Thoroughly forgettable football games notwithstanding, at least we're finally getting some suspense from the weather this week. After one of the worst winters in history last year, this winter has been tamer than a neutered and declawed cat, with little snow and some pretty decent temperatures. That could finally change this weekend. Depending on weather patterns, we might actually get a foot of snow Sunday, with snowfall of up to 3 inches an hour for a while. Of course, I've lived here long enough to know that these dire predictions will likely result in a complete lack of snow. Frankly, at this point, I'd be pretty happy with that.
Now, It's Apple's Turn to Face an Antitrust Lawsuit
There's got to be a sports metaphor that's better than "the shoe is on the other foot," but since it's early, let's just leave it at that. Now that Apple has secured its dominance of the MP3 player market, the antitrust lawsuits are set to begin. The reason? Apple is (possibly illegally) tying its iTunes Music Store (and the associated Protected AAC music format) to its best-selling iPod by refusing to let songs purchased from iTunes work on other devices and refusing to let songs purchased from non-iTunes stores work on the iPod. If you think this sounds suspiciously like Microsoft's bundling of Microsoft Internet Explorer (IE) with Windows--which was also done to thwart competitors and not because it benefited consumers in any way--then you're not alone. If you don't see the similarities, please take off your Apple-colored glasses. In any event, this week, a federal judge in California cleared the way for the first-ever antitrust suit against Apple because of the iPod, noting that the plaintiff has "met all requirements" for asserting the iTunes and iPod claim, noting that the complaint alleges Apple has an 80 percent share of the market for legal digital music files and more than 90 percent of the market for portable hard-drive digital music players. Like Microsoft, Apple is being sued under the Sherman Antitrust Act. My advice is simple: If Apple opens up the iPod to Microsoft's Windows Media Audio (WMA) format--including songs purchased from competing online music services--all will be well.

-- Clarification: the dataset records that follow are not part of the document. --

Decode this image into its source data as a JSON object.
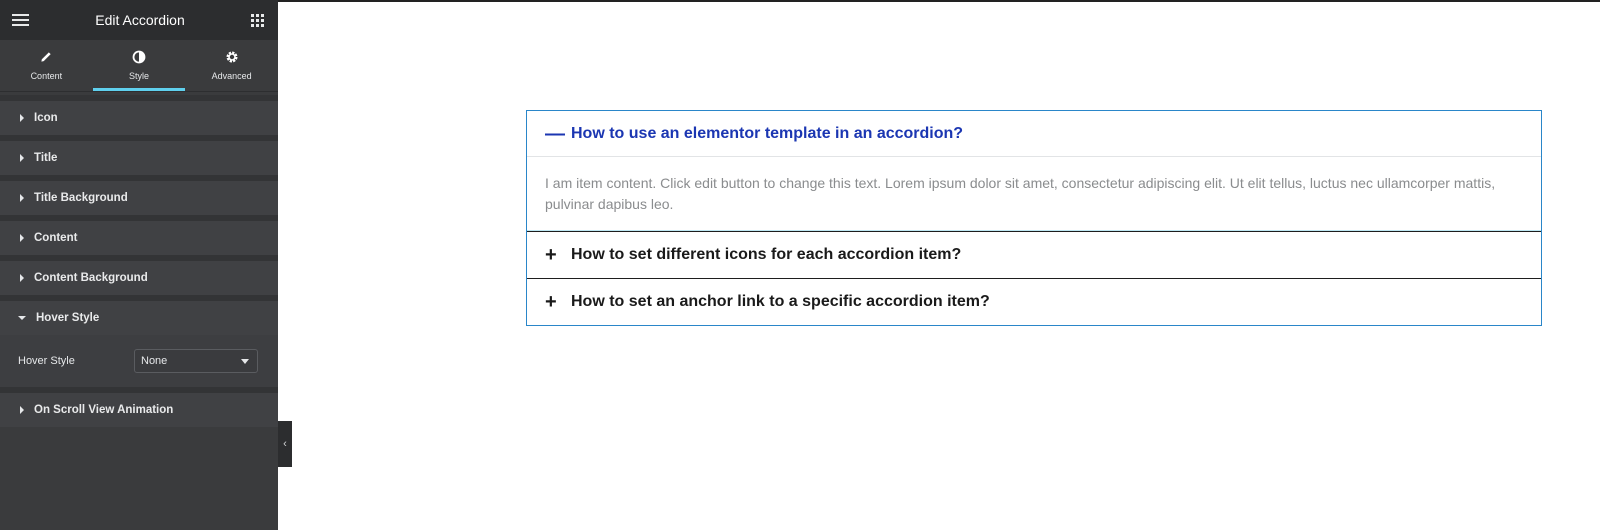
{
  "sidebar": {
    "title": "Edit Accordion",
    "tabs": [
      {
        "label": "Content",
        "icon": "pencil-icon"
      },
      {
        "label": "Style",
        "icon": "contrast-icon"
      },
      {
        "label": "Advanced",
        "icon": "gear-icon"
      }
    ],
    "active_tab": "Style",
    "sections": [
      {
        "label": "Icon"
      },
      {
        "label": "Title"
      },
      {
        "label": "Title Background"
      },
      {
        "label": "Content"
      },
      {
        "label": "Content Background"
      },
      {
        "label": "Hover Style"
      },
      {
        "label": "On Scroll View Animation"
      }
    ],
    "hover_style_control": {
      "label": "Hover Style",
      "value": "None"
    },
    "accent_color": "#5fd0ee"
  },
  "accordion": {
    "items": [
      {
        "title": "How to use an elementor template in an accordion?",
        "icon": "minus-icon",
        "open": true,
        "content": "I am item content. Click edit button to change this text. Lorem ipsum dolor sit amet, consectetur adipiscing elit. Ut elit tellus, luctus nec ullamcorper mattis, pulvinar dapibus leo."
      },
      {
        "title": "How to set different icons for each accordion item?",
        "icon": "plus-icon",
        "open": false
      },
      {
        "title": "How to set an anchor link to a specific accordion item?",
        "icon": "plus-icon",
        "open": false
      }
    ],
    "active_title_color": "#1b36b2",
    "border_color": "#2a86c9"
  }
}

Dell Succumbs to Apple Juggernaut (MP3 Players, Not Computers)
Speaking of Apple's dominance of the MP3 player market, Dell this week admitted that it couldn't compete with the iPod and has canceled development of its DJ line of MP3 players. Actually, Dell will continue selling the Flash-based DJ Ditty products; the company has canceled only its hard-drive-based DJ players. Like most WMA-based players, the DJ didn't sell well, despite Dell's legendary cost savings and, frankly, some pretty superior mechanical controls. But that's what happens when you run up against an illegal monopoly--and a product that's infinitely cooler than anything else on the market.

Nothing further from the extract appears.